Controlli e liti

Apertura senza Pm con l’ok dell’indagato

di Antonio Zappi

Qualora durante le operazioni di accesso fiscale si presenti la necessità di aprire cassetti o armadi chiusi a chiave, borse o casseforti sigillate senza che il contribuente vi presti il consenso, i verificatori devono assumere contatti con l’autorità giudiziaria per ottenere un provvedimento di autorizzazione del Pm competente, adottando semmai nell’attesa opportune misure conservative (cioè, i sigilli).

Nel corso del Telefisco 2018, la Guardia di finanza ha confermato che, in base all’articolo 52, comma 3 del Dpr 633/72 (applicabile anche al comparto delle imposte dirette in virtù del richiamo contenuto nell’articolo 33 del Dpr 600/73) serve un placet della Procura per procedere ad aperture coattive, ma le Fiamme gialle hanno ivi indirettamente anche avvalorato che l’autorizzazione del Pm, in presenza di esplicito consenso dell’interessato, possa non essere richiesta.

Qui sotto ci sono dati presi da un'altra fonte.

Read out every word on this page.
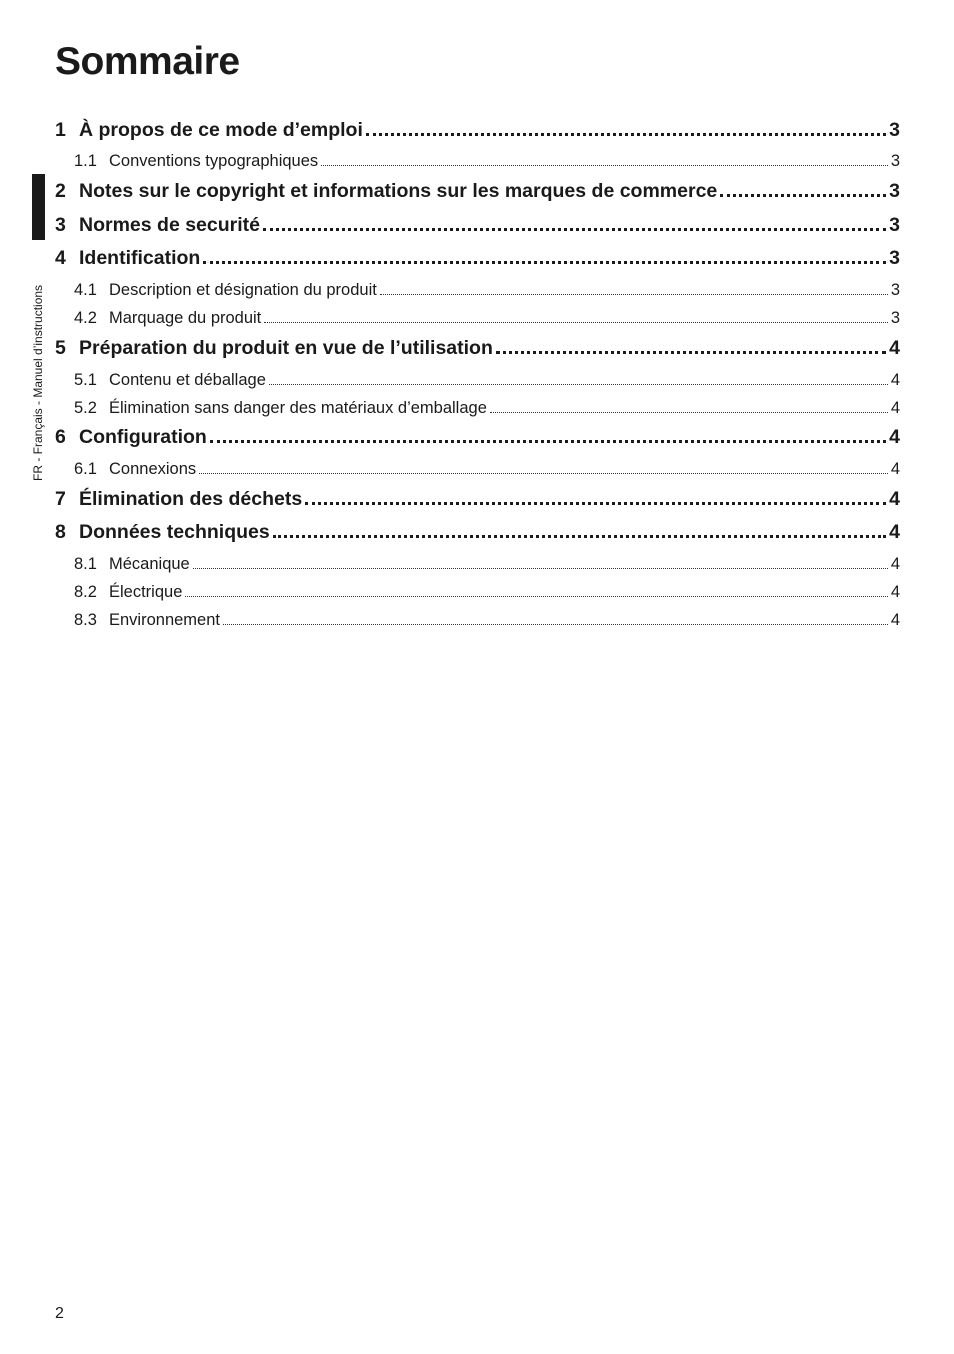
Sommaire
FR - Français - Manuel d’instructions
1 À propos de ce mode d’emploi	3
1.1 Conventions typographiques	3
2 Notes sur le copyright et informations sur les marques de commerce	3
3 Normes de securité	3
4 Identification	3
4.1 Description et désignation du produit	3
4.2 Marquage du produit	3
5 Préparation du produit en vue de l’utilisation	4
5.1 Contenu et déballage	4
5.2 Élimination sans danger des matériaux d’emballage	4
6 Configuration	4
6.1 Connexions	4
7 Élimination des déchets	4
8 Données techniques	4
8.1 Mécanique	4
8.2 Électrique	4
8.3 Environnement	4
2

Le norme sulle attività esterne degli organi verificatori sono, infatti, strutturate in modo da contemperare l’interesse del Fisco con le garanzie dei contribuenti, cosicché detta autorizzazione, in conformità con princìpi già statuiti dalla giurisprudenza di legittimità (sentenze 3204/ 2015 e 9565/2007), può rivelarsi non necessaria qualora l’indagine si svolga con la collaborazione del contribuente, ovvero senza la manifestazione di una sua contraria volontà da far constatare nel Pvc. Si segnala, nondimeno, anche un orientamento giurisprudenziale in base al quale, nel caso di accesso domiciliare autorizzato dal Pm, non sarebbe necessario un ulteriore specifico beneplacito per l’apertura di plichi chiusi, stante la forza attrattiva della prima autorizzazione.

Sul punto, infatti, la Suprema corte, con la sentenza 14056/2006, ha operato una distinzione tra accesso disposto nei locali dell’impresa e perquisizione domiciliare già autorizzata dal Pm, affermando che l’autorizzazione alla perquisizione del domicilio è comprensiva di ogni attività strumentale necessaria per l’acquisizione delle prove (Cassazione 20824/2005).

In ogni caso, sebbene durante le operazioni di verifica un contribuente possa anche comprensibilmente trovarsi in uno stato di soggezione psicologica nei confronti dei verificatori, che potrebbe indurlo ad assumere atteggiamenti più proni che collaborativi, è bene sapere che senza una manifestazione verbalizzata di una contraria volontà all’operato dei verificatori all’atto dell’apertura di casseforti o di plichi chiusi, sarà alquanto complicato successivamente per i difensori eccepire l’irritualità di quanto acquisito.

Diversamente, invece, facendo rilevare in verbale un «non ho nulla da nascondere, ma, se possibile, vorrei evitare l’accesso in spazi riservati e personali del mio domicilio», da un lato i verificatori saranno inevitabilmente tenuti a chiedere l’autorizzazione al Pm per non incappare in rischi di illegittimità, dall’altro lato, invece, se non lo facessero, ci si garantirà una successiva migliore possibilità di far valutare in chiave difensiva che quanto acquisito possa essere legittimamente posto a fondamento di una contestazione fiscale.